The existing planning document for that lengthy street is known as the Ventura-Cahuenga Corridor Specific Plan and was first adopted 26 years ago. The council members now say those plans have become “stagnant and unresponsive to changes in community and business needs, design guidelines, commercial economics and development.”

LDN-L-VENTURA-CAHUENGA-PLAN
The Ventura-Cahuenga Corridor Specific Plan

What’s more, the plan has been “unable to cope with the changing housing and transportation policy at the local and state level,” and “inelastic requirements for addressing transportation mitigations have also resulted as the plan has aged and priorities have changed.”

The council members considering a fresh look at the corridor are Bob Blumenfield, Paul Krekorian, David Ryu and Paul Koretz. Their motion follows the adoption of similar recommendations by the specific plan’s Plan Review Board, which is made up of local stakeholders appointed by the local council offices.

That planning review board approved a motion last summer calling on city leaders to provide funding for the plan update process, and it lays out some of the oft-heard complaints about the corridor.

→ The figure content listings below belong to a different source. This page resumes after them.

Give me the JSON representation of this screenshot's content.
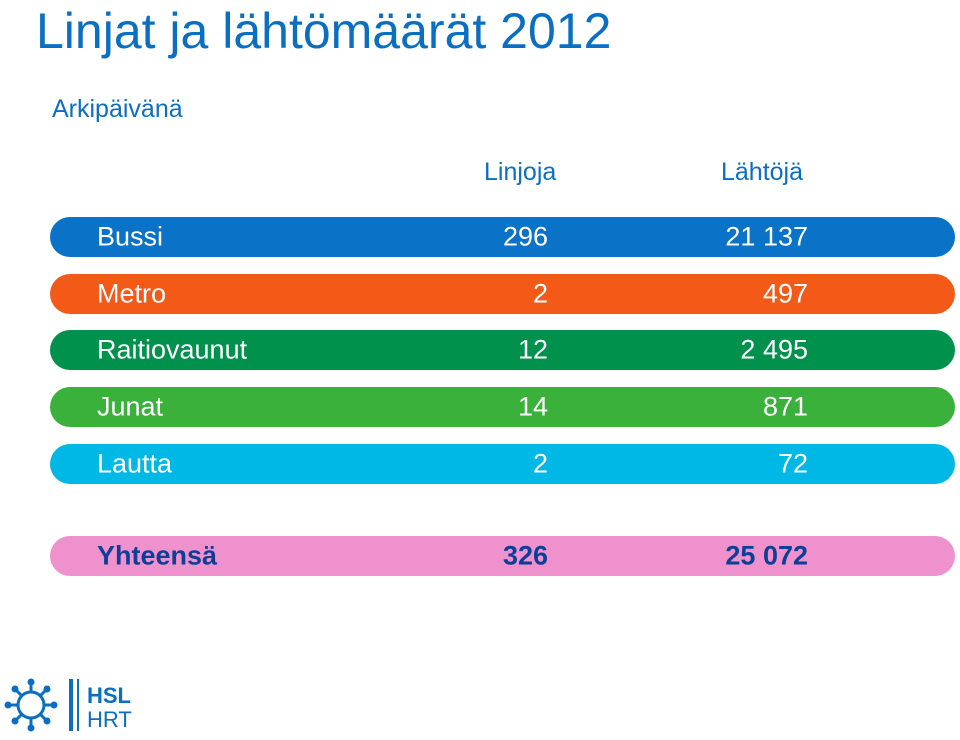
{
  "page": {
    "title": "Linjat ja lähtömäärät 2012",
    "subtitle": "Arkipäivänä"
  },
  "columns": {
    "lines": "Linjoja",
    "departures": "Lähtöjä"
  },
  "rows": [
    {
      "mode": "Bussi",
      "lines": "296",
      "departures": "21 137",
      "color": "#0a72c7"
    },
    {
      "mode": "Metro",
      "lines": "2",
      "departures": "497",
      "color": "#f35a17"
    },
    {
      "mode": "Raitiovaunut",
      "lines": "12",
      "departures": "2 495",
      "color": "#00924c"
    },
    {
      "mode": "Junat",
      "lines": "14",
      "departures": "871",
      "color": "#3ab13a"
    },
    {
      "mode": "Lautta",
      "lines": "2",
      "departures": "72",
      "color": "#00b8e6"
    }
  ],
  "total": {
    "mode": "Yhteensä",
    "lines": "326",
    "departures": "25 072",
    "color": "#ef91cd"
  },
  "logo": {
    "line1": "HSL",
    "line2": "HRT",
    "color": "#0a6fc2"
  }
}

LEARN MORE: Get the latest development news from the Valley and beyond

One of the deficiencies highlighted is that parts of the corridor are not pedestrian-friendly and feature inadequate or non-existent sidewalks. The street also could fall short of a regional Southern California Association of Governments plan calling for streets that cater to an increasing population with more of an appetite for public mass transportation.

Also, the vision of the corridor as a “main street” has been overtaken by traffic congestion, brought on by motorists using the Ventura and Cahuenga boulevards to escape traffic on the U.S. 101 and 405 freeways, according to the motion.

The corridor plan, adopted in the 20th century in 1991, also notes the street may not be prepared to handle the 21st century, and the changes that might entail. The review board’s motion states that the corridor’s existing plans “cannot respond to the imminent changes in social attitudes, transit modes and technologies such as phone apps, ride-sharing, automated vehicles and automated robotic parking structures.”

There are also complaints about a lack of consistency. The street serves “some communities relatively well and others poorly,” and not all areas have “achieved its development goals,” the motion says.

The motion also highlights concerns that the rest of the Valley may be moving on without the corridor, with the specific plan containing no strategy to respond to the widening of the U.S. 101 Freeway nor the “revitalization of the Los Angeles River.” And there could be adverse effects from failing to keep up with nearby projects in Woodland Hills and the Warner Center, the motion said. The Warner Center recently fell under a newly adopted specific plan allowing for more density.

The motion also expresses concern that existing state law could encourage more residential development, which could crowd out commercial and retail space that is there now.

Despite these concerns, some communities “are fearful that changing the plan will result in harmful development,” the motion notes. But the board motion also counters that people in other communities are “fearful” that the area could get “poor or no development” if the plan is not updated.